Stabat Mater, op. 46

Ernő Dohnányi bequeathed to posterity two masterpieces in the realm of church music: the grandiose Szeged Mass (1930) and the unique-sounding Stabat Mater (1952-53, premièred in 1956). Having lived in Florida since 1949, he received a commission from the head choirmaster of the Denton Civic Boy’s Choir in Texas to write a large-scale choral work. His choice of text – which can be explained by his recent personal hardships and family tragedies, fell on the medieval poem by Jacopone da Todi: Stabat Mater dolorosa (“The sorrowful mother was standing…”).

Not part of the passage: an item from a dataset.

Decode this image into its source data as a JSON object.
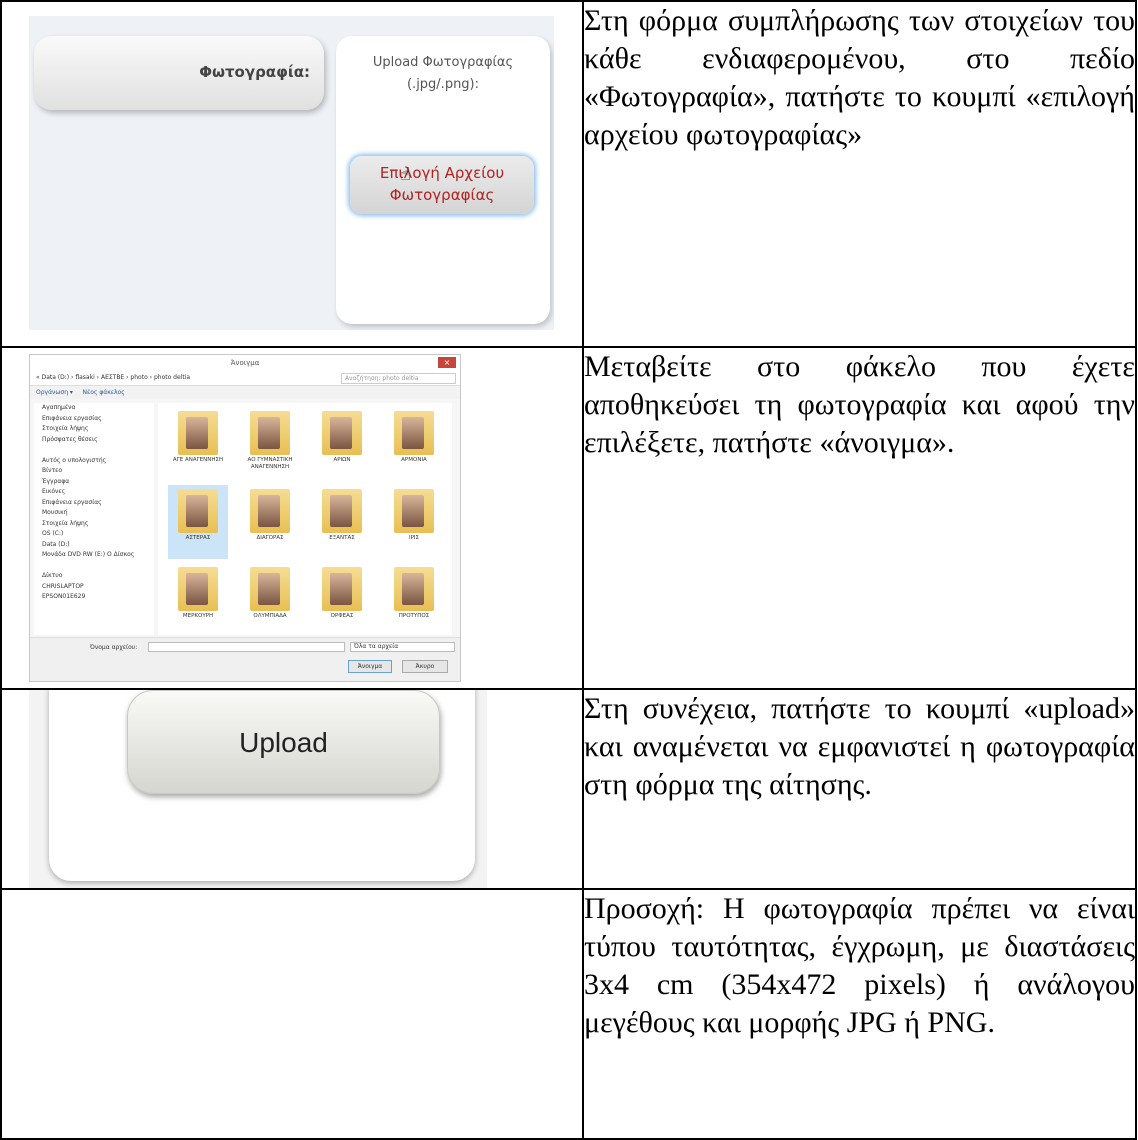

The work was written for a six-part double choir – which could be a boy’s choir or, as the composer instructed, a female choir – joined by soprano, mezzo-soprano and alto soloists and orchestra.  Although it is post-Romantic in style, its opening theme might have been influenced by J.S. Bach’s cantata Weinen, Klagen, Sorgen, Zagen and the Crucifixus part of his Mass in B minor.  The gushing, and later on euphorically radiant, closing segment “paradisi gloria” is imbued – just like his Cantus vitae based on text by Imre Madach and his Second Symphony – with the loftiness and faith that was characteristic of the composer’s later work.